Scalp Treatments

Psoriasis affects everyone differently.

According to The National Psoriasis Foundation, “at least half of all the people who have psoriasis have it on their scalp.” Scalp psoriasis can range from mild to severe—small, red, rash-like bumps to thick, scaly, plaques. Scalp psoriasis stems from excessive cell growth and can lead to sheening and severe dandruff, on top of uncomfortable burning and itching.

To treat these symptoms, there are a number of consumer systemic and topical treatments appropriate for each unique case. There are also various shampoos and conditioners that can help in the daily preventative treatment of scalp psoriasis. It is important to be informed on the treatment you’ll be administering to avoid unwanted side effects and to be the most effective and proactive in preventing flare ups and outbreaks.

A great resource for all things psoriasis is the website of The National Psoriasis Foundation. The NPF provides biological, pharmaceutical, and consumer information on a wide array of treatments that might be prescribed by a dermatologist. 

But by the nature of psoriasis—the autoimmune disease that causes dry, irritated, flaky, red, scaly, plaques—there is no miracle drug. Treatment means a combined effort of medication and lifestyle methods. Diet, exercise, low stress levels, foods high in fiber, fruits, and of course, topical and systemic measures can all help reduce flare ups and ease discomfort.

Over the Counter Methods

Sometimes, Head and Shoulders just doesn’t cut it. Coal tar shampoos slow skin cell growth and can reduce itching. Most consumer brands of shampoo contain somewhere around two percent coal tar. 

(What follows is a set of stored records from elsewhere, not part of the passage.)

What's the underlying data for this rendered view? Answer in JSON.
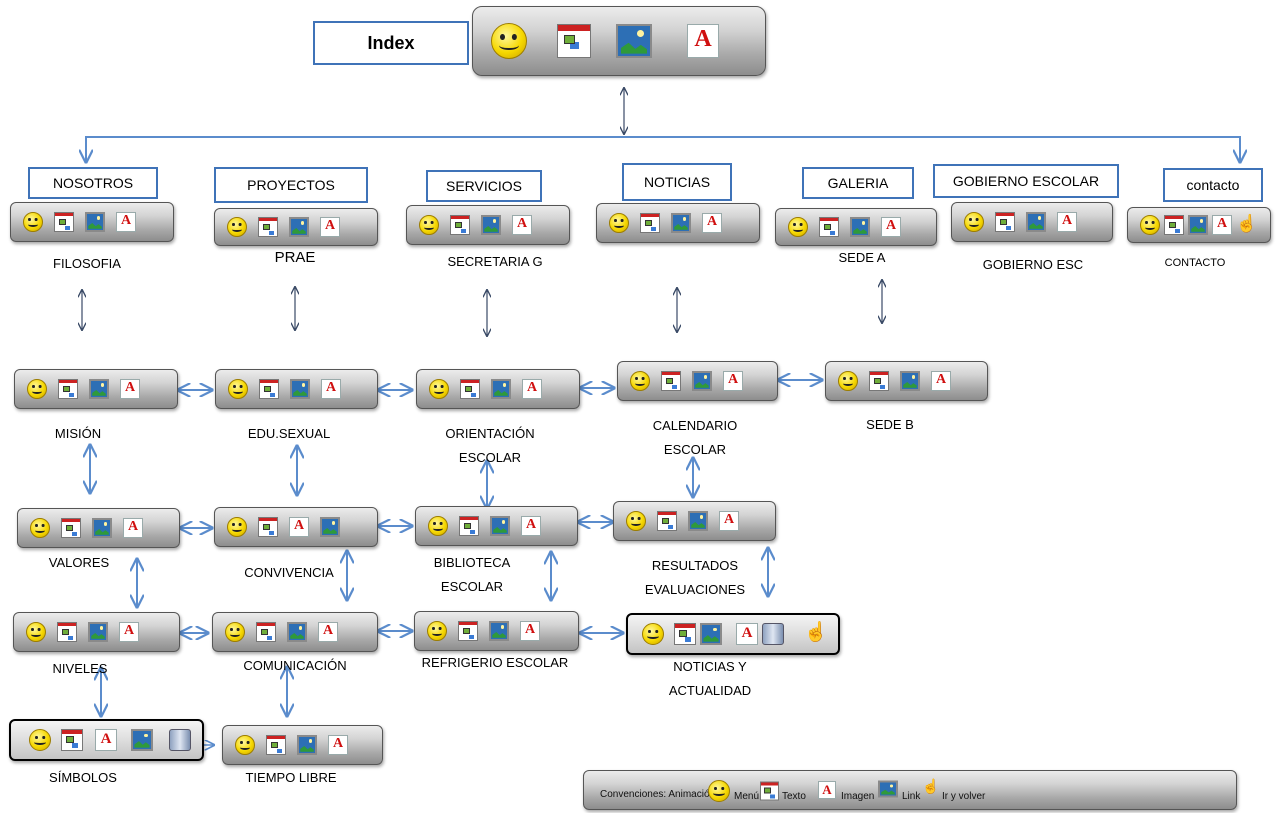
{
  "index": {
    "label": "Index"
  },
  "sections": {
    "nosotros": "NOSOTROS",
    "proyectos": "PROYECTOS",
    "servicios": "SERVICIOS",
    "noticias": "NOTICIAS",
    "galeria": "GALERIA",
    "gobierno": "GOBIERNO ESCOLAR",
    "contacto": "contacto"
  },
  "pages": {
    "filosofia": "FILOSOFIA",
    "prae": "PRAE",
    "secretaria": "SECRETARIA G",
    "sede_a": "SEDE A",
    "gobierno_esc": "GOBIERNO ESC",
    "contacto": "CONTACTO",
    "mision": "MISIÓN",
    "edu_sexual": "EDU.SEXUAL",
    "orientacion_1": "ORIENTACIÓN",
    "orientacion_2": "ESCOLAR",
    "calendario_1": "CALENDARIO",
    "calendario_2": "ESCOLAR",
    "sede_b": "SEDE B",
    "valores": "VALORES",
    "convivencia": "CONVIVENCIA",
    "biblioteca_1": "BIBLIOTECA",
    "biblioteca_2": "ESCOLAR",
    "resultados_1": "RESULTADOS",
    "resultados_2": "EVALUACIONES",
    "niveles": "NIVELES",
    "comunicacion": "COMUNICACIÓN",
    "refrigerio": "REFRIGERIO ESCOLAR",
    "noticias_1": "NOTICIAS Y",
    "noticias_2": "ACTUALIDAD",
    "simbolos": "SÍMBOLOS",
    "tiempo_libre": "TIEMPO LIBRE"
  },
  "legend": {
    "prefix": "Convenciones: Animación",
    "menu": "Menú",
    "texto": "Texto",
    "imagen": "Imagen",
    "link": "Link",
    "ir": "Ir y volver"
  },
  "colors": {
    "accent": "#3f73b8",
    "connector": "#5b8ccc",
    "arrow": "#3a4a66"
  },
  "icons": [
    "smiley-animation-icon",
    "sitemap-menu-icon",
    "picture-link-icon",
    "document-text-icon",
    "hand-pointer-icon",
    "speaker-icon"
  ]
}
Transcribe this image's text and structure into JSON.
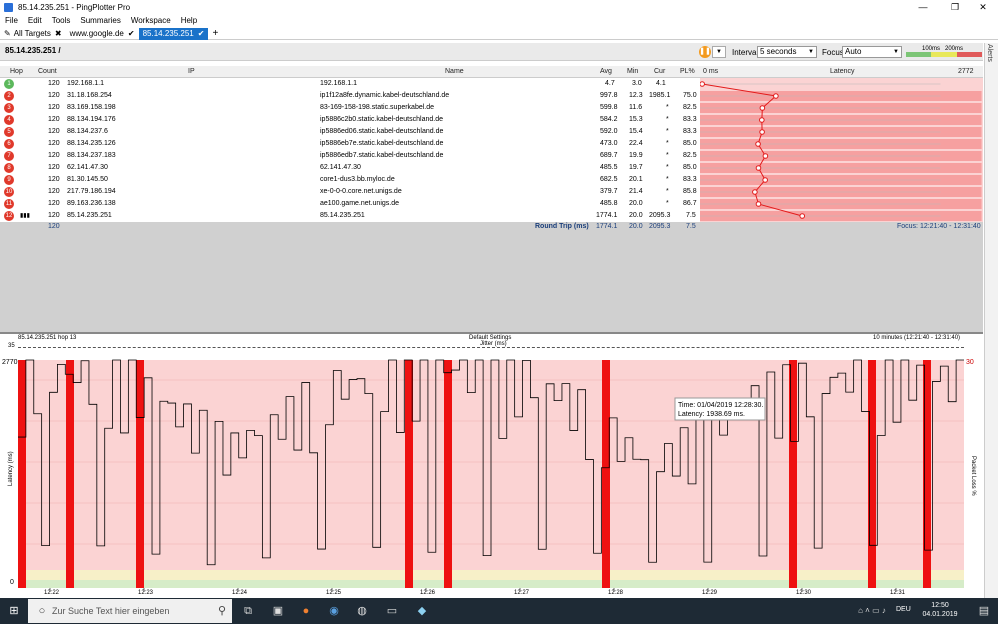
{
  "window": {
    "title": "85.14.235.251 - PingPlotter Pro",
    "min": "—",
    "max": "❐",
    "close": "✕"
  },
  "menu": [
    "File",
    "Edit",
    "Tools",
    "Summaries",
    "Workspace",
    "Help"
  ],
  "tabs": [
    {
      "label": "All Targets",
      "mark": "✖"
    },
    {
      "label": "www.google.de",
      "mark": "✔"
    },
    {
      "label": "85.14.235.251",
      "mark": "✔"
    },
    {
      "label": "+",
      "mark": ""
    }
  ],
  "toolbar": {
    "breadcrumb": "85.14.235.251 /",
    "interval_label": "Interval",
    "interval_value": "5 seconds",
    "focus_label": "Focus",
    "focus_value": "Auto",
    "legend_100": "100ms",
    "legend_200": "200ms",
    "alerts": "Alerts"
  },
  "columns": {
    "hop": "Hop",
    "count": "Count",
    "ip": "IP",
    "name": "Name",
    "avg": "Avg",
    "min": "Min",
    "cur": "Cur",
    "pl": "PL%",
    "zero": "0 ms",
    "latency": "Latency",
    "max": "2772 ms"
  },
  "hops": [
    {
      "hop": "1",
      "count": "120",
      "ip": "192.168.1.1",
      "name": "192.168.1.1",
      "avg": "4.7",
      "min": "3.0",
      "cur": "4.1",
      "pl": "",
      "color": "#5cb85c"
    },
    {
      "hop": "2",
      "count": "120",
      "ip": "31.18.168.254",
      "name": "ip1f12a8fe.dynamic.kabel-deutschland.de",
      "avg": "997.8",
      "min": "12.3",
      "cur": "1985.1",
      "pl": "75.0",
      "color": "#e0392b"
    },
    {
      "hop": "3",
      "count": "120",
      "ip": "83.169.158.198",
      "name": "83-169-158-198.static.superkabel.de",
      "avg": "599.8",
      "min": "11.6",
      "cur": "*",
      "pl": "82.5",
      "color": "#e0392b"
    },
    {
      "hop": "4",
      "count": "120",
      "ip": "88.134.194.176",
      "name": "ip5886c2b0.static.kabel-deutschland.de",
      "avg": "584.2",
      "min": "15.3",
      "cur": "*",
      "pl": "83.3",
      "color": "#e0392b"
    },
    {
      "hop": "5",
      "count": "120",
      "ip": "88.134.237.6",
      "name": "ip5886ed06.static.kabel-deutschland.de",
      "avg": "592.0",
      "min": "15.4",
      "cur": "*",
      "pl": "83.3",
      "color": "#e0392b"
    },
    {
      "hop": "6",
      "count": "120",
      "ip": "88.134.235.126",
      "name": "ip5886eb7e.static.kabel-deutschland.de",
      "avg": "473.0",
      "min": "22.4",
      "cur": "*",
      "pl": "85.0",
      "color": "#e0392b"
    },
    {
      "hop": "7",
      "count": "120",
      "ip": "88.134.237.183",
      "name": "ip5886edb7.static.kabel-deutschland.de",
      "avg": "689.7",
      "min": "19.9",
      "cur": "*",
      "pl": "82.5",
      "color": "#e0392b"
    },
    {
      "hop": "8",
      "count": "120",
      "ip": "62.141.47.30",
      "name": "62.141.47.30",
      "avg": "485.5",
      "min": "19.7",
      "cur": "*",
      "pl": "85.0",
      "color": "#e0392b"
    },
    {
      "hop": "9",
      "count": "120",
      "ip": "81.30.145.50",
      "name": "core1-dus3.bb.myloc.de",
      "avg": "682.5",
      "min": "20.1",
      "cur": "*",
      "pl": "83.3",
      "color": "#e0392b"
    },
    {
      "hop": "10",
      "count": "120",
      "ip": "217.79.186.194",
      "name": "xe-0-0-0.core.net.unigs.de",
      "avg": "379.7",
      "min": "21.4",
      "cur": "*",
      "pl": "85.8",
      "color": "#e0392b"
    },
    {
      "hop": "11",
      "count": "120",
      "ip": "89.163.236.138",
      "name": "ae100.game.net.unigs.de",
      "avg": "485.8",
      "min": "20.0",
      "cur": "*",
      "pl": "86.7",
      "color": "#e0392b"
    },
    {
      "hop": "12",
      "count": "120",
      "ip": "85.14.235.251",
      "name": "85.14.235.251",
      "avg": "1774.1",
      "min": "20.0",
      "cur": "2095.3",
      "pl": "7.5",
      "color": "#e0392b"
    }
  ],
  "summary": {
    "count": "120",
    "label": "Round Trip (ms)",
    "avg": "1774.1",
    "min": "20.0",
    "cur": "2095.3",
    "pl": "7.5",
    "focus": "Focus: 12:21:40 - 12:31:40"
  },
  "graph": {
    "target": "85.14.235.251 hop 13",
    "settings": "Default Settings",
    "range": "10 minutes (12:21:40 - 12:31:40)",
    "jitter_label": "Jitter (ms)",
    "jitter_max": "35",
    "y_max": "2770",
    "y_min": "0",
    "pl_max": "30",
    "ylabel": "Latency (ms)",
    "y2label": "Packet Loss %",
    "times": [
      "12:22",
      "12:23",
      "12:24",
      "12:25",
      "12:26",
      "12:27",
      "12:28",
      "12:29",
      "12:30",
      "12:31"
    ],
    "tooltip_time": "Time: 01/04/2019 12:28:30.",
    "tooltip_latency": "Latency: 1938.69 ms."
  },
  "chart_data": {
    "type": "line",
    "xlabel": "",
    "ylabel": "Latency (ms)",
    "ylim": [
      0,
      2770
    ],
    "x": [
      "12:22",
      "12:23",
      "12:24",
      "12:25",
      "12:26",
      "12:27",
      "12:28",
      "12:29",
      "12:30",
      "12:31"
    ],
    "series": [
      {
        "values": [
          2400,
          2300,
          1500,
          2200,
          2450,
          2250,
          1300,
          2100,
          2350,
          2300
        ]
      }
    ]
  },
  "taskbar": {
    "search": "Zur Suche Text hier eingeben",
    "lang": "DEU",
    "time": "12:50",
    "date": "04.01.2019"
  }
}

Some popular consumer brands that might include products gentle enough for daily use include:

  • MG217
  • Denorex
  • Zetar
  • Neutrogena T/Gel
  • D-Psoria

Prescription Treatments

Some popular non-steroidal prescription topical agents include: Taclonex, Vectical, Tazorec and Dovonex. These are most effective if the plaques are removed, as the agent can more easily penetrate the skin. Though the chemical makeup of each of these treatments is different, the side effects are all relatively the same and include, but are not limited to, worsening of the psoriasis, reddening of skin, and in extreme cases, dermatitis. 

Lifestyle Changes

Aside from these medical and consumer treatments, incorporating certain behaviors into your daily routine and adhering to certain practices can keep outbreaks, flare ups, and symptoms at a minimum. Some psoriasis blogs have noted that by mixing certain oils into your shampoo, and keeping your scalp as moist and hydrated as possible are crucial in fighting outbreaks. The shampoo is able to better penetrate the scalp if hair is kept clean, short, and well-groomed. The more hair one has, the harder it becomes to treat scalp psoriasis.

So, ultimately, aside from avoiding all dark colored clothing, your best bet to treating scalp psoriasis and preventing dandruff and other symptoms is getting the right information, deciding what treatments are right for you, and following a generally healthy lifestyle, including a balanced diet and regular exercise.